А внизу на крылечке топтался Антон, хлопая себя по бокам, и не мог решить, что он должен теперь делать: идти ли наверх, к хозяину, или бежать в комиссариат?
Любопытный Жук, тихонько повизгивая, старался проскользнуть на лестницу, но всякий раз натыкался на огромный сапог Антона. Отброшенный вниз, он торопливо лизал ушибленные худые ребра и снова крался к двери.
Одна только бабушка Семеновна сохранила полное присутствие духа. Вышла на площадку и, оттолкнув легонько Курнатовича, поглядела на мертвого Ардальона Егоровича, перекрестилась…
— Царствие ему небесное!..
И вернулась обратно.
Порывшись в кухне у плиты, она взяла маленький заржавленный топорик и, войдя в комнату, присела на полу, рядом с секретным сундучком убитого суфлера. В соседней комнате плакал-надрывался в своей люльке одинокий, всеми забытый Феденька, но бабушке в эту минуту было не до внучка.

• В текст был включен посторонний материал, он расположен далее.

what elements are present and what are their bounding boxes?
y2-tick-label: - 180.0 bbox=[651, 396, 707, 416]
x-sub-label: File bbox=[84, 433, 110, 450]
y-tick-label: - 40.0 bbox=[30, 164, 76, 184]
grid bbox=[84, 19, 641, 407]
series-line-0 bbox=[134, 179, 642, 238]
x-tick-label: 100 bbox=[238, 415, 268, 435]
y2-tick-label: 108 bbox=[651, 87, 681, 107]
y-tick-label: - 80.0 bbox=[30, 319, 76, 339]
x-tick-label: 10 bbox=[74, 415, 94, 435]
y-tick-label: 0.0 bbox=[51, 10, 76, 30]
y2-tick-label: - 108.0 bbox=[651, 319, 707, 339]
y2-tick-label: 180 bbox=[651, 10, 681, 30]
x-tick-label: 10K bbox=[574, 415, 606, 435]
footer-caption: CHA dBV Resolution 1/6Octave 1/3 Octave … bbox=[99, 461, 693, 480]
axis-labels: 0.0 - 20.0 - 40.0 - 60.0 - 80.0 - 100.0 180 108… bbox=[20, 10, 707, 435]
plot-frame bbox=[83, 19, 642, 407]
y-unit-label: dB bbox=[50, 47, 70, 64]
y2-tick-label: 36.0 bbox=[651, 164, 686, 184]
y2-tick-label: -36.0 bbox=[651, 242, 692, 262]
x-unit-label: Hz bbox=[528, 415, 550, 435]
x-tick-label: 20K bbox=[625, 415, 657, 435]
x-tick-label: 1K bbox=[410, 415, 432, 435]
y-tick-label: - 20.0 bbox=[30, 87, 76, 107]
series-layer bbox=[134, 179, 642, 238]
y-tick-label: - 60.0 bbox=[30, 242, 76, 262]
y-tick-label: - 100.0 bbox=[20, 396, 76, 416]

Старые, жилистые руки Семеновны трудились над упрямым, хитрым замком сундучка, хранящего сокровища безвременно скончавшегося раба Божия Ардальона…
Когда в комнату вошел Гришин, злой и взлохмаченный, и привел тихонько всхлипывающую Лизу, Семеновна уже сидела у люльки, укачивая Феденьку, и встретила их вопросом:
— Милицейские-то пожаловали?
— Нет еще, не торопятся. Приятель то этот, ночной, пошел на угол звонить по телефону, да только я смекаю, что он уже сам стрекача задал. Ищи его теперь!
— Что ж, кому охота в этакую историю лезть? Лизавета, покачай его, — а я мать кликну.
Семеновна снова пошла на лестницу, нагнулась над трупом и долго вглядывалась в лицо Ардальона Егоровича. Принесенная Марусей свечка оплывала от сквозняка, и трепетные тени играли на желтом, кругленьком личике угомонившегося суфлера. Казалось, что, вот, сейчас, он подымет левую бровь, взглянет, прищурившись, на Семеновну и спросит сладеньким голоском: «Что, бабушка? Бессонница?»
Семеновна выпрямилась и тряхнула головой.